Während der Prüfung üben wir pflichtgemäßes Ermessen aus und bewahren eine kritische Grundhaltung. Darüber hinaus

identifizieren und beurteilen wir die Risiken wesentlicher - beabsichtigter oder unbeabsichtigter - falscher Darstellungen im Jahresabschluss und im Lagebericht, planen und führen Prüfungshandlungen als Reaktion auf diese Risiken durch sowie erlangen Prüfungsnachweise, die ausreichend und geeignet sind, um als Grundlage für unsere Prüfungsurteile zu dienen.

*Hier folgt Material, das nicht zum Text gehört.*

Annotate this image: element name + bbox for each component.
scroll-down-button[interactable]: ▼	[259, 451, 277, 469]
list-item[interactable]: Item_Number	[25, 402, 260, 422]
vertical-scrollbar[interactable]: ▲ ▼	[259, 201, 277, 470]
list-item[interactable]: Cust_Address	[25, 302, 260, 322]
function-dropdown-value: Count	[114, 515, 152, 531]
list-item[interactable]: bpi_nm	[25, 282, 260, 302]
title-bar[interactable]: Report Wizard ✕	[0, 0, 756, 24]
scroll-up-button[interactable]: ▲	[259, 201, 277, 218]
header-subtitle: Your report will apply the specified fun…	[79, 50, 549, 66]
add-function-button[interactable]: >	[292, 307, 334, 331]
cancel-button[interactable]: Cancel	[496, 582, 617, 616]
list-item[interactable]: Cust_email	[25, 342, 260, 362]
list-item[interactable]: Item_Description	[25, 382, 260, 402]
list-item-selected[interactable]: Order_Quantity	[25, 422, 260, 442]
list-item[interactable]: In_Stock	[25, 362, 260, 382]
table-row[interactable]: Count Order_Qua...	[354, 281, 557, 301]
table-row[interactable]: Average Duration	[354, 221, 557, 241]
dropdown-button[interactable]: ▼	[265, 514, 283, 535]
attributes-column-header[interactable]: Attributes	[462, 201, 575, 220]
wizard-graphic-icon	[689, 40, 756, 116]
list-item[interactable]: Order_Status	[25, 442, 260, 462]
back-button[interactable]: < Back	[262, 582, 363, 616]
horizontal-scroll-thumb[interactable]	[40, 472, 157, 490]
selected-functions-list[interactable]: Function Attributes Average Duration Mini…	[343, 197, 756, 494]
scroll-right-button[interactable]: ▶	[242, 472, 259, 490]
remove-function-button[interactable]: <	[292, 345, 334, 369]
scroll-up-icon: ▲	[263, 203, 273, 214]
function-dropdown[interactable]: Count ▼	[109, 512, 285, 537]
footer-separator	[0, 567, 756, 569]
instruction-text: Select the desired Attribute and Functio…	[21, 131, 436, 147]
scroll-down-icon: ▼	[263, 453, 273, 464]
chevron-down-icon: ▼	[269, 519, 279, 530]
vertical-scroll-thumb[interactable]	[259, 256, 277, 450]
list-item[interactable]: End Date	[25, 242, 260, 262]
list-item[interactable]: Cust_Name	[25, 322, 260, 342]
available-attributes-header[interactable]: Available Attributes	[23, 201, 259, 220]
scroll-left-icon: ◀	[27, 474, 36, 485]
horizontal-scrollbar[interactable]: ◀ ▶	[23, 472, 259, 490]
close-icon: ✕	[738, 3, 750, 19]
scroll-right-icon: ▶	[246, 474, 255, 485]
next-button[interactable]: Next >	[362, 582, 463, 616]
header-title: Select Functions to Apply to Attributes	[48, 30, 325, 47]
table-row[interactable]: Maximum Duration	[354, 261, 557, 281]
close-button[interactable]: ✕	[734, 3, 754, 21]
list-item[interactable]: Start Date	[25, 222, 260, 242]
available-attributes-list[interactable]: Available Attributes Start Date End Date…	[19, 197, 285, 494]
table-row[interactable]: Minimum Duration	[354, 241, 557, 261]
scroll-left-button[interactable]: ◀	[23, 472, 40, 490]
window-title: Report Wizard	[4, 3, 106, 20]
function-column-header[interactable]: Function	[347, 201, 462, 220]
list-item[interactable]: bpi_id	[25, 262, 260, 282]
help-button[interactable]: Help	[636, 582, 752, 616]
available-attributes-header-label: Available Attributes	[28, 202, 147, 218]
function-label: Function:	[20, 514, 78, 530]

Das Risiko, dass wesentliche falsche Darstellungen nicht aufgedeckt werden, ist bei Verstößen höher als bei Unrichtigkeiten, da Verstöße betrügerisches Zusammenwirken, Fälschungen, beabsichtigte Unvollständigkeiten, irreführende Darstellungen bzw. das Außerkraftsetzen interner Kontrollen beinhalten können;

gewinnen wir ein Verständnis von dem für die Prüfung des Jahresabschlusses relevanten internen Kontrollsystem und den für die Prüfung des Lageberichts relevanten Vorkehrungen und Maßnahmen, um Prüfungshandlungen zu planen, die unter den gegebenen Umständen angemessen sind, jedoch nicht mit dem Ziel, ein Prüfungsurteil zur Wirksamkeit dieser Systeme der Gesellschaft abzugeben;

beurteilen wir die Angemessenheit der von den gesetzlichen Vertretern angewandten Rechnungslegungsmethoden sowie die Vertretbarkeit der von den gesetzlichen Vertretern dargestellten geschätzten Werte und damit zusammenhängenden Angaben;

ziehen wir Schlussfolgerungen über die Angemessenheit des von den gesetzlichen Vertretern angewandten Rechnungslegungsgrundsatzes der Fortführung der Unternehmenstätigkeit sowie, auf der Grundlage der erlangten Prüfungsnachweise, ob eine wesentliche Unsicherheit im Zusammenhang mit Ereignissen oder Gegebenheiten besteht, die bedeutsame Zweifel an der Fähigkeit der Gesellschaft zur Fortführung der Unternehmenstätigkeit aufwerfen können. Falls wir zu dem Schluss kommen, dass eine wesentliche Unsicherheit besteht, sind wir verpflichtet, im Bestätigungsvermerk auf die dazugehörigen Angaben im Jahresabschluss und im Lagebericht aufmerksam zu machen oder, falls diese Angaben unangemessen sind, unser jeweiliges Prüfungsurteil zu modifizieren. Wir ziehen unsere Schlussfolgerungen auf der Grundlage der bis zum Datum unseres Bestätigungsvermerks erlangten Prüfungsnachweise. Zukünftige Ereignisse oder Gegebenheiten können jedoch dazu führen, dass die Gesellschaft ihre Unternehmenstätigkeit nicht mehr fortführen kann;

beurteilen wir die Gesamtdarstellung, den Aufbau und den Inhalt des Jahresabschlusses einschließlich der Angaben sowie ob der Jahresabschluss die zugrunde liegenden Geschäftsvorfälle und Ereignisse so darstellt, dass der Jahresabschluss unter Beachtung der deutschen Grundsätze ordnungsmäßiger Buchführung ein den tatsächlichen Verhältnissen entsprechendes Bild der Vermögens-, Finanz- und Ertragslage der Gesellschaft vermittelt;

beurteilen wir den Einklang des Lageberichts mit dem Jahresabschluss, seine Gesetzesentsprechung und das von ihm vermittelte Bild von der Lage des Unternehmens;

führen wir Prüfungshandlungen zu den von den gesetzlichen Vertretern dargestellten zukunftsorientierten Angaben im Lagebericht durch. Auf Basis ausreichender geeigneter Prüfungsnachweise vollziehen wir dabei insbesondere die den zukunftsorientierten Angaben von den gesetzlichen Vertretern zugrunde gelegten bedeutsamen Annahmen nach und beurteilen die sachgerechte Ableitung der zukunftsorientierten Angaben aus diesen Annahmen. Ein eigenständiges Prüfungsurteil zu den zukunftsorientierten Angaben sowie zu den zugrunde liegenden Annahmen geben wir nicht ab. Es besteht ein erhebliches unvermeidbares Risiko, dass künftige Ereignisse wesentlich von den zukunftsorientierten Angaben abweichen.

Wir erörtern mit den für die Überwachung Verantwortlichen unter anderem den geplanten Umfang und die Zeitplanung der Prüfung sowie bedeutsame Prüfungsfeststellungen, einschließlich etwaiger Mängel im internen Kontrollsystem, die wir während unserer Prüfung feststellen.